The group of activist priests had been in “hibernation” since the mid-2000s after some leaders of the Catholic Church castigated the group’s militant activism that oftentimes contradicted the political views of some church officials.
Reyes said the history of Gomburza, from its founding on Feb. 17, 1977, in the Loyola House of Studies at the Ateneo de Manila, was replete with stories of militant activism against the Marcos dictatorship.
Gomburza came from the acronym of three Filipino priest martyrs—Fathers Mariano Gomez, Jose Apolonio Burgos and Jacinto Zamora—who stood up against Spanish colonialism and, consequently, executed at Bagumbayan on Feb. 17, 1872.
Reyes noted that after the People Power revolution in 1986, the hierarchy of the Catholic Church mellowed down and adopted a conservative stand during the succeeding administrations.
He said the Church had become laidback and complacent, thinking that martial law and despotic leaders would no longer return.
“But here comes another dictator in Mr. Duterte who is abusing his authority, misusing his power in the military and police, and implementing many other antipeople policies of his administration,” the activist priest said.
“It is imperative for all freedom-loving Filipinos to come out and be vigilant,” he said.
Reign of terror
Reyes said the pealing of church bells across the country was a “symbolic action” to rally the opposition to the reign of terror that had left thousands dead in Mr. Duterte’s drug war.
“The symbolic action has begun. Other forms of actions have to be engaged in by every concerned Christians to relive and strengthen the faith,” he said.
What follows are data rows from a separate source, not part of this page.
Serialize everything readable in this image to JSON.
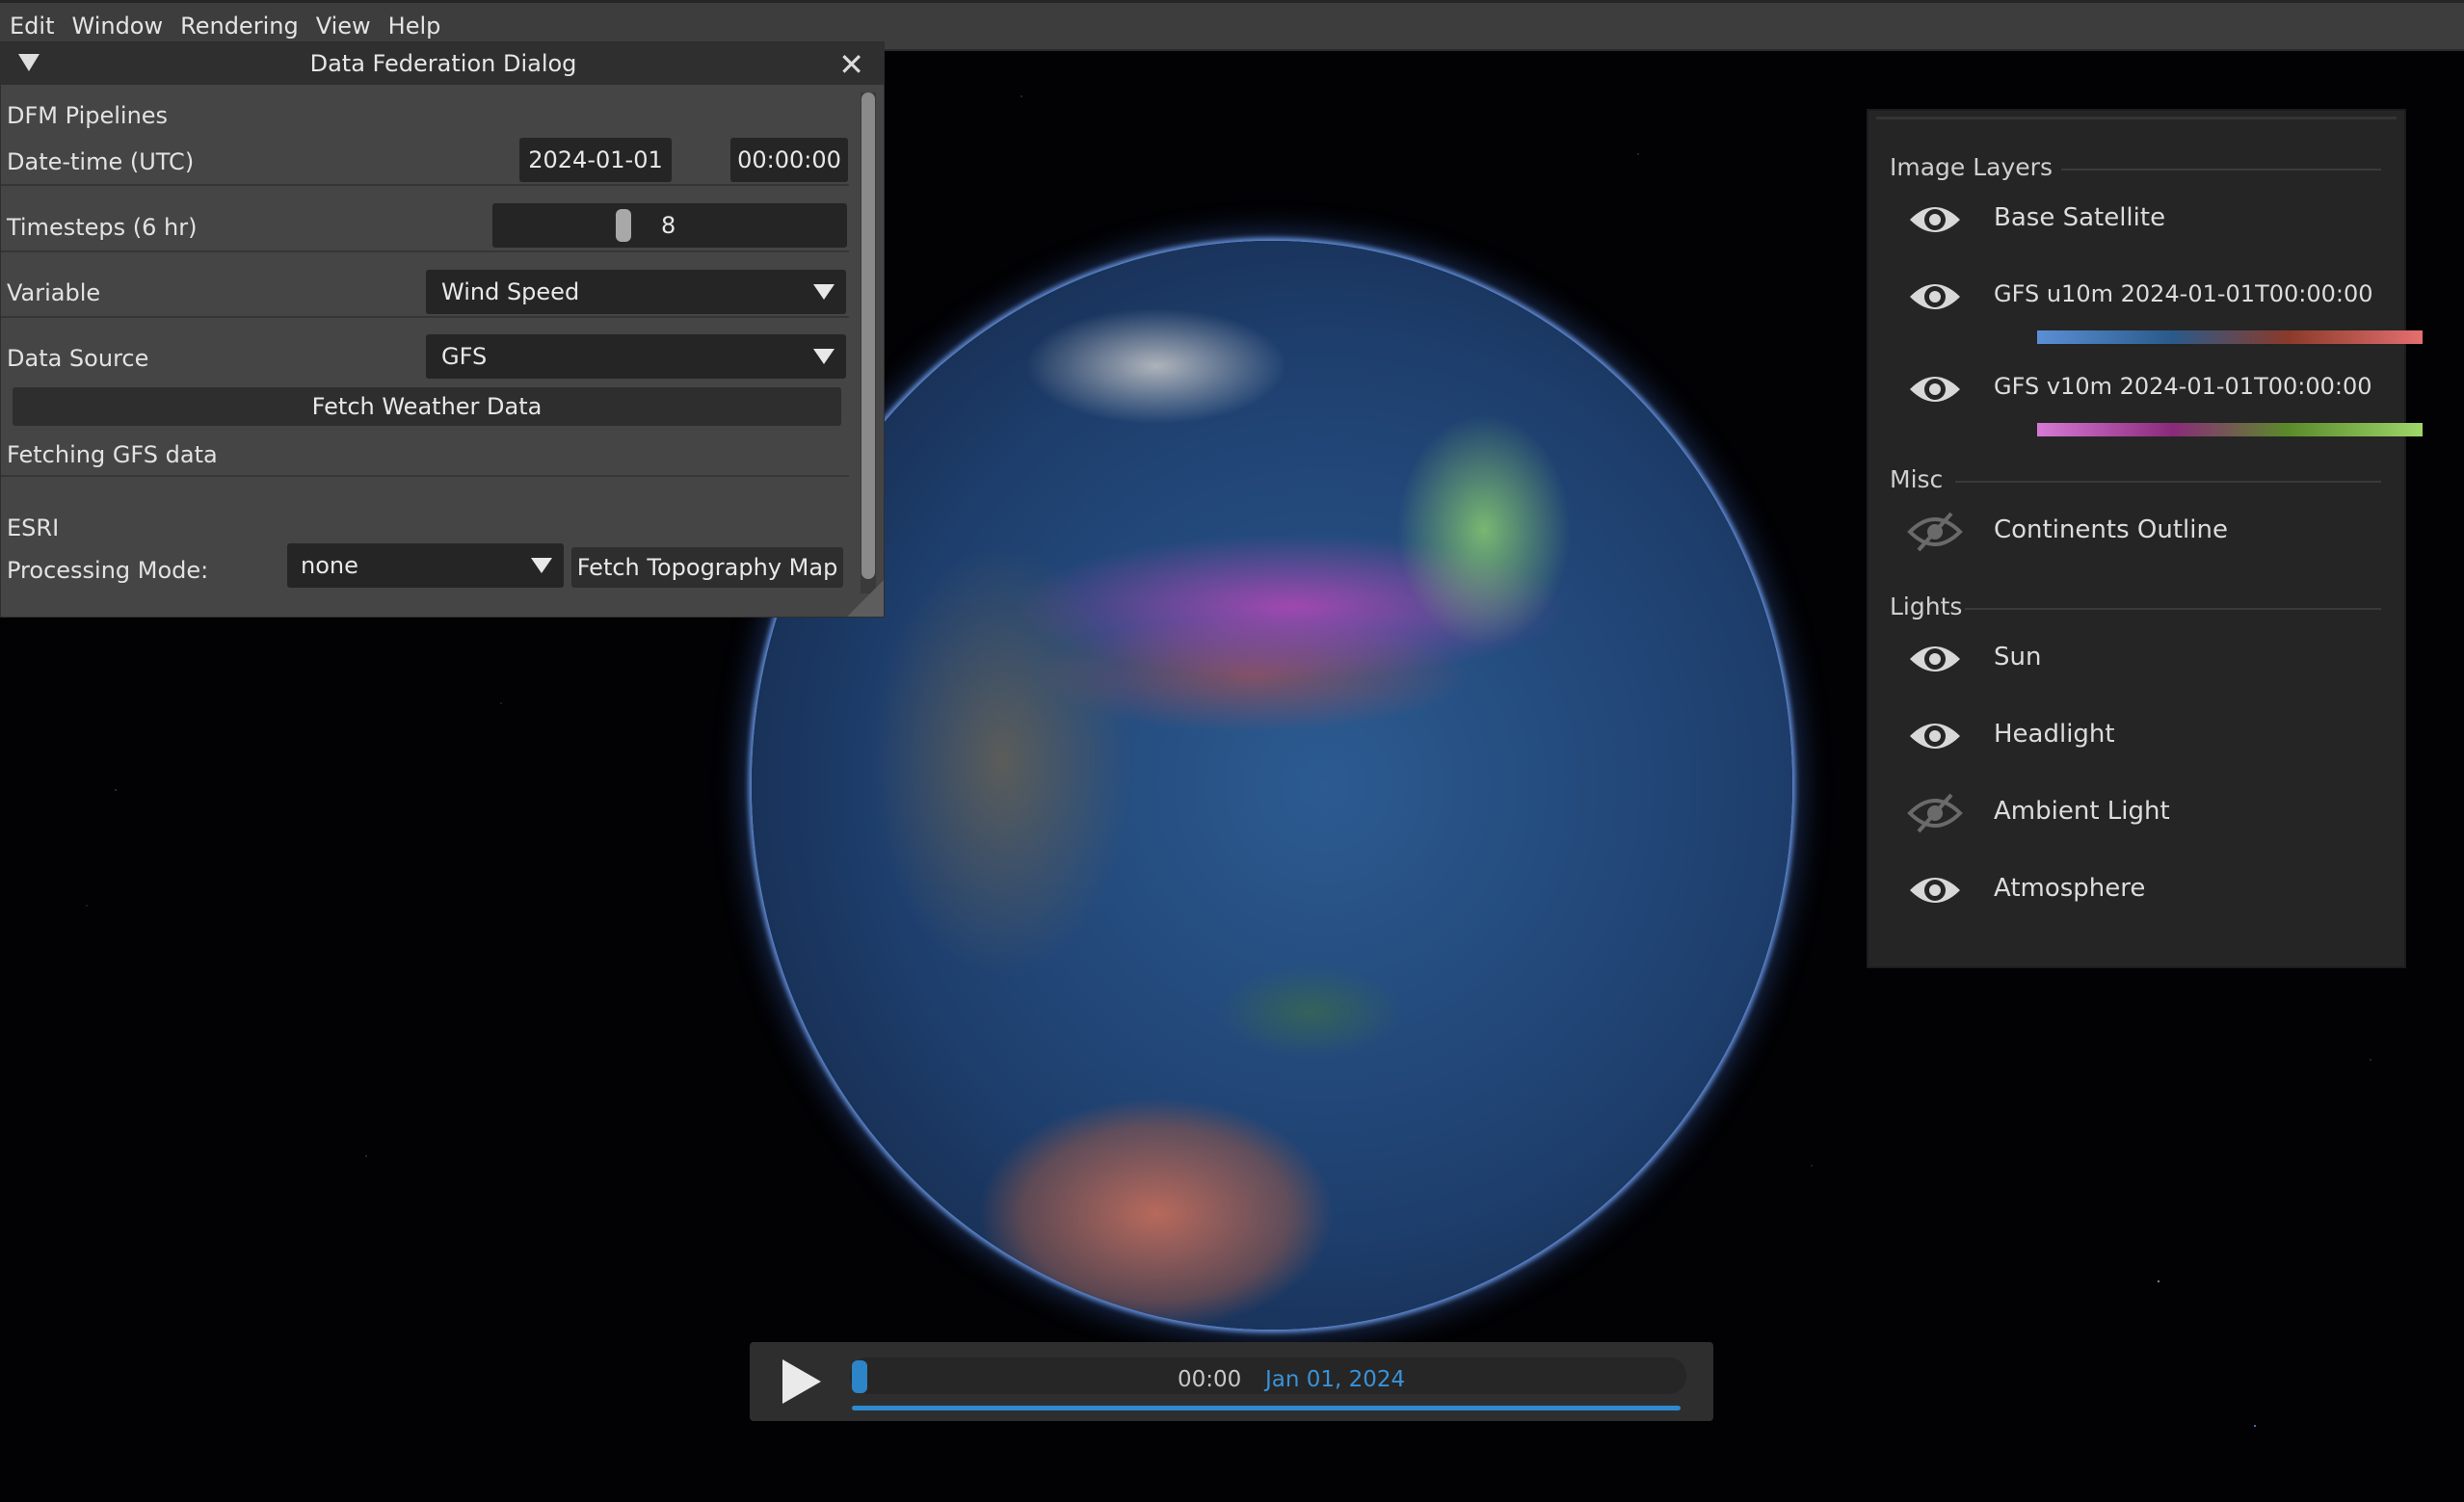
{
  "menu": [
    "Edit",
    "Window",
    "Rendering",
    "View",
    "Help"
  ],
  "dialog": {
    "title": "Data Federation Dialog",
    "dfm_pipelines": "DFM Pipelines",
    "datetime_label": "Date-time (UTC)",
    "date_value": "2024-01-01",
    "time_value": "00:00:00",
    "timesteps_label": "Timesteps (6 hr)",
    "timesteps_value": "8",
    "variable_label": "Variable",
    "variable_value": "Wind Speed",
    "datasource_label": "Data Source",
    "datasource_value": "GFS",
    "fetch_weather": "Fetch Weather Data",
    "status": "Fetching GFS data",
    "esri_label": "ESRI",
    "processing_label": "Processing Mode:",
    "processing_value": "none",
    "fetch_topography": "Fetch Topography Map"
  },
  "layers": {
    "image_layers_title": "Image Layers",
    "image_layers": [
      {
        "name": "Base Satellite",
        "visible": true
      },
      {
        "name": "GFS u10m 2024-01-01T00:00:00",
        "visible": true,
        "ramp": [
          "#5b8fd6",
          "#2a5a8a",
          "#8a3a2a",
          "#e56f6f"
        ]
      },
      {
        "name": "GFS v10m 2024-01-01T00:00:00",
        "visible": true,
        "ramp": [
          "#d67ad6",
          "#8a2a7a",
          "#5a8a2a",
          "#9ed66a"
        ]
      }
    ],
    "misc_title": "Misc",
    "misc": [
      {
        "name": "Continents Outline",
        "visible": false
      }
    ],
    "lights_title": "Lights",
    "lights": [
      {
        "name": "Sun",
        "visible": true
      },
      {
        "name": "Headlight",
        "visible": true
      },
      {
        "name": "Ambient Light",
        "visible": false
      },
      {
        "name": "Atmosphere",
        "visible": true
      }
    ]
  },
  "timeline": {
    "time": "00:00",
    "date": "Jan 01, 2024",
    "progress": 1.0
  },
  "colors": {
    "accent": "#2e8ad0",
    "panel_bg": "#454545",
    "layers_bg": "#252525"
  }
}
Reyes said that amid widespread extrajudicial killings, fake news, manipulation of the justice system, rubber-stamp Congress and virtual dictatorship, “the Filipino people and the Church should now act together and not wait for the situation to get worse because it is already worse.”
“The best response is not fear, not resignation but pro-active organizing to get our acts together,” he said.